GE: Immer wieder hieß es, vor allem aus Frankreich, wenn wir eine Idee für ein Ausstellungsobjekt eingebracht haben: Nein, das essen die Leute! Oder: Da treten sie drauf und versuchen es von der Wand abzureißen. Seitdem haben wir einen ziemlich witzigen Eindruck von französischen Museumsbesuchenden… das ist sicher.
JE: Und jetzt ist sicher nichts mehr essbar oder von der Wand abreißbar!
Seit dem Erscheinen des Buches sind mittlerweile mehrere Jahre vergangen. Gibt es inzwischen neue Erkenntnisse zum Ausnahmeorgan Darm?
GE: Unzählbar viele! Die Anzahl der veröffentlichten Studien zum Thema „Mikrobiom“, also der Mikroben in und auf uns, steigt fast exponentiell. Im Jahr 2021 waren es etwa 25.000 Stück. Kein Wunder, dass es da als Ärztin oder Arzt nicht möglich ist, immer up to date zu sein.
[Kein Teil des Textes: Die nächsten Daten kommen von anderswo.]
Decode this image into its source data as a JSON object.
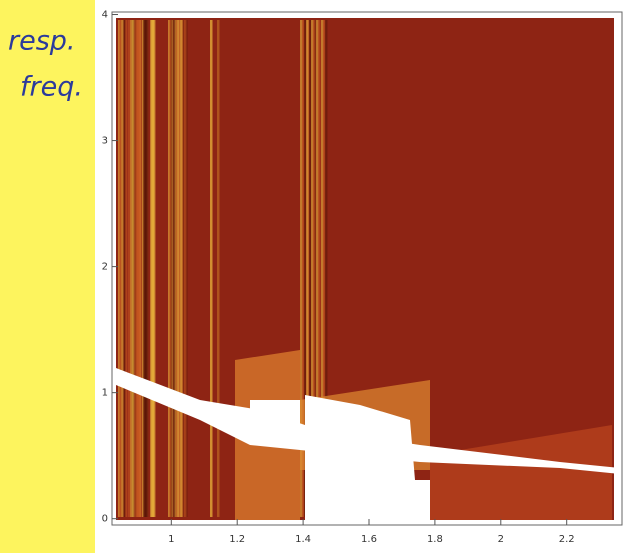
{
  "chart_data": {
    "type": "density",
    "annotations": [
      "resp.",
      "freq."
    ],
    "xlim": [
      0.82,
      2.38
    ],
    "xticks": [
      1.0,
      1.2,
      1.4,
      1.6,
      1.8,
      2.0,
      2.2
    ],
    "ylim": [
      -0.05,
      4.02
    ],
    "yticks": [
      0,
      1,
      2,
      3,
      4
    ],
    "color": "#8e2414"
  }
}
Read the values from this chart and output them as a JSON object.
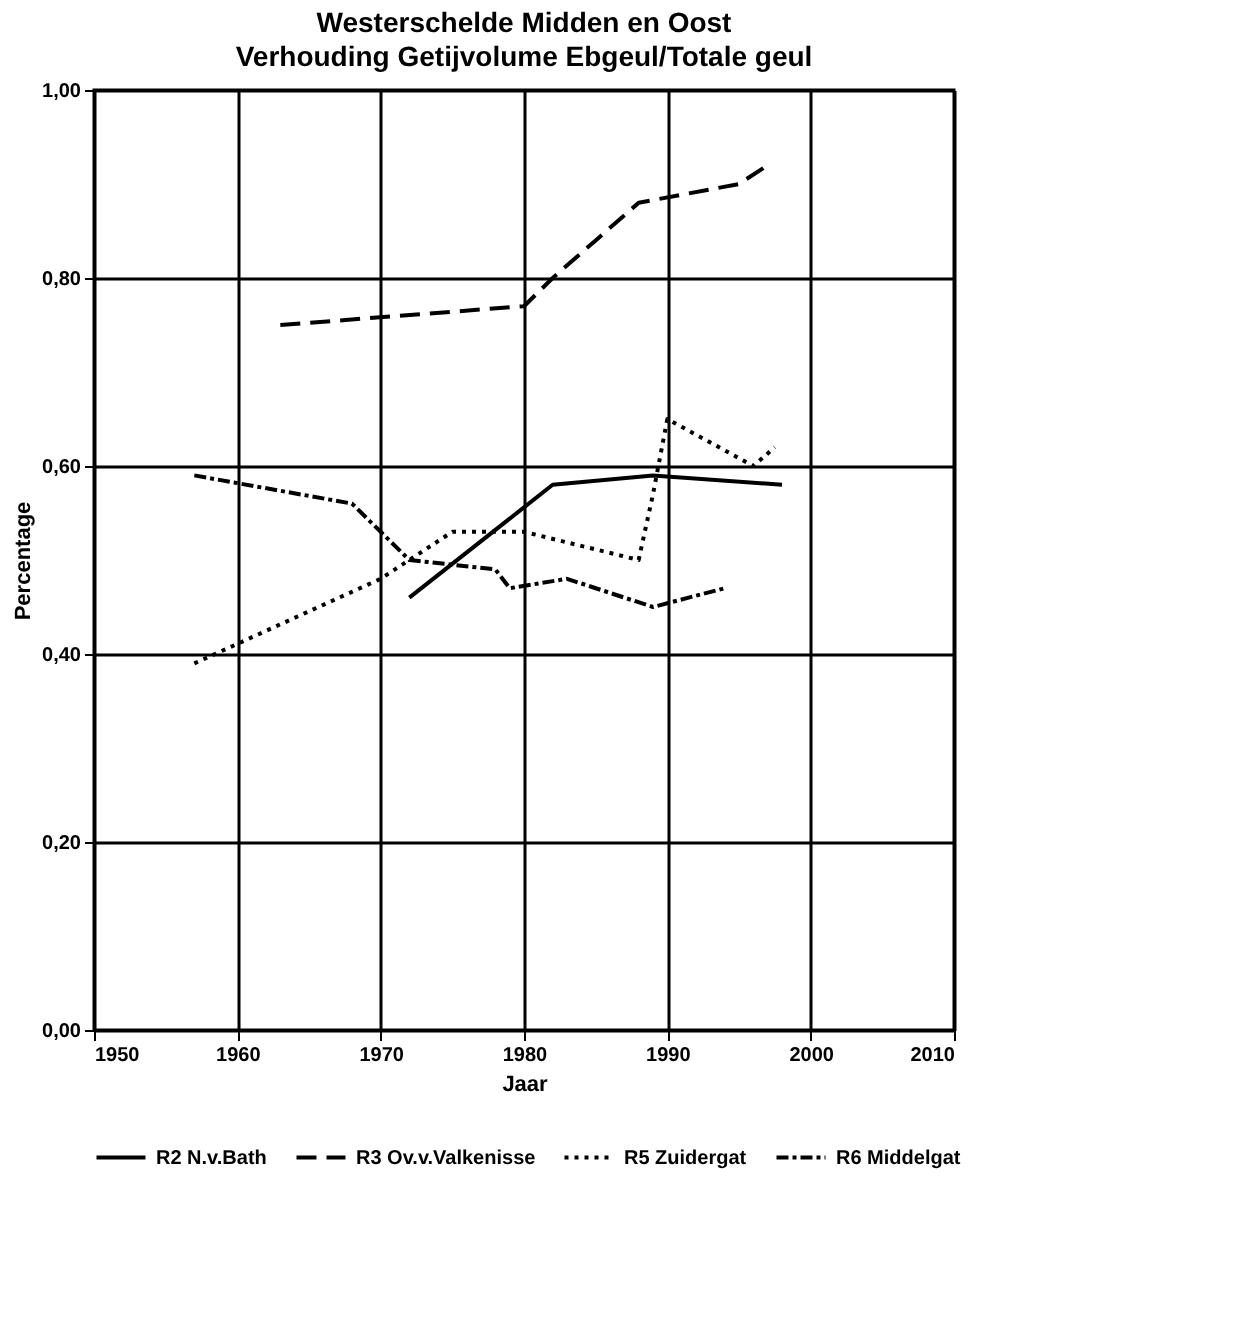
{
  "chart_data": {
    "type": "line",
    "title": "Westerschelde Midden en Oost",
    "subtitle": "Verhouding Getijvolume Ebgeul/Totale geul",
    "xlabel": "Jaar",
    "ylabel": "Percentage",
    "xlim": [
      1950,
      2010
    ],
    "xticks": [
      1950,
      1960,
      1970,
      1980,
      1990,
      2000,
      2010
    ],
    "ylim": [
      0,
      1
    ],
    "yticks": [
      {
        "value": 0,
        "label": "0,00"
      },
      {
        "value": 0.2,
        "label": "0,20"
      },
      {
        "value": 0.4,
        "label": "0,40"
      },
      {
        "value": 0.6,
        "label": "0,60"
      },
      {
        "value": 0.8,
        "label": "0,80"
      },
      {
        "value": 1,
        "label": "1,00"
      }
    ],
    "grid": true,
    "legend": "bottom",
    "series": [
      {
        "name": "R2 N.v.Bath",
        "color": "#000000",
        "line_style": "solid",
        "x": [
          1972,
          1982,
          1989,
          1998
        ],
        "values": [
          0.46,
          0.58,
          0.59,
          0.58
        ]
      },
      {
        "name": "R3 Ov.v.Valkenisse",
        "color": "#000000",
        "line_style": "dashed",
        "x": [
          1963,
          1980,
          1982,
          1985,
          1988,
          1995,
          1997
        ],
        "values": [
          0.75,
          0.77,
          0.8,
          0.84,
          0.88,
          0.9,
          0.92
        ]
      },
      {
        "name": "R5 Zuidergat",
        "color": "#000000",
        "line_style": "dotted",
        "x": [
          1957,
          1970,
          1975,
          1980,
          1988,
          1989,
          1990,
          1996,
          1997.5
        ],
        "values": [
          0.39,
          0.48,
          0.53,
          0.53,
          0.5,
          0.57,
          0.65,
          0.6,
          0.62
        ]
      },
      {
        "name": "R6 Middelgat",
        "color": "#000000",
        "line_style": "dashdot",
        "x": [
          1957,
          1968,
          1970,
          1972,
          1978,
          1979,
          1983,
          1989,
          1994
        ],
        "values": [
          0.59,
          0.56,
          0.53,
          0.5,
          0.49,
          0.47,
          0.48,
          0.45,
          0.47
        ]
      }
    ]
  }
}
Gute Wissensaufbereitung wird in dieser schnellen, riesigen Welt immer wichtiger.
„Darm mit Charme“ vermittelt ein sensibles Thema einem großen Personenkreis verständlich und unterhaltsam. Was für ein Feedback gab es aus der Fachwelt zu eurem Buch?
GE: Sehr schönes Feedback. Hilfreiche Hinweise oder auch lustige Zusendungen: wie einen Kefir-Pilz, den ich in höchsten Ehren weiterzüchte.
Zu guter Letzt, was ist eure Lieblingsstation in der Sonderausstellung „Darm mit Charme“?
GE: Das Exponat des echten Darms ist schon toll. Wenn ich vor ihm stehe, bin ich beeindruckt von der Schönheit und werde jedes Mal ruhig und dankbar. Bei so etwas kann ich meiner Schwester absolut vertrauen – wenn ich sage: Ich habe Angst, dass sie ihn so „aderig“ und „schauderig“ machen, dann weiß sie einen Weg, telefoniert mit den Plastinatoren und am Ende ist er genau richtig und wunderbar.
JE: Ich mag die Bakterien, die, wenn man sie antatscht, etwas Lustiges von sich erzählen. Das versteht mittlerweile auch mein fünfjähriger Sohn und muss lachen. In solchen Momenten habe ich das Gefühl, unsere Freude an der Sache hat es auch in diese Ausstellung geschafft und wird von dort aus weitergetragen.
GE: Ping-Pong eben.
Zur Person:
Giulia Enders ist approbierte Ärztin. Sie forschte für ihre Doktorarbeit am Institut für Mikrobiologie in Frankfurt am Main und wurde 2012 durch ihren Science Slam-Vortrag „Darm mit Charme“ bekannt, der zum YouTube-Hit wurde. Jill Enders ist diplomierte Kommunikationsdesignerin mit dem Schwerpunkt Wissenschaftsvermittlung. Sie lebt und arbeitet in Karlsruhe.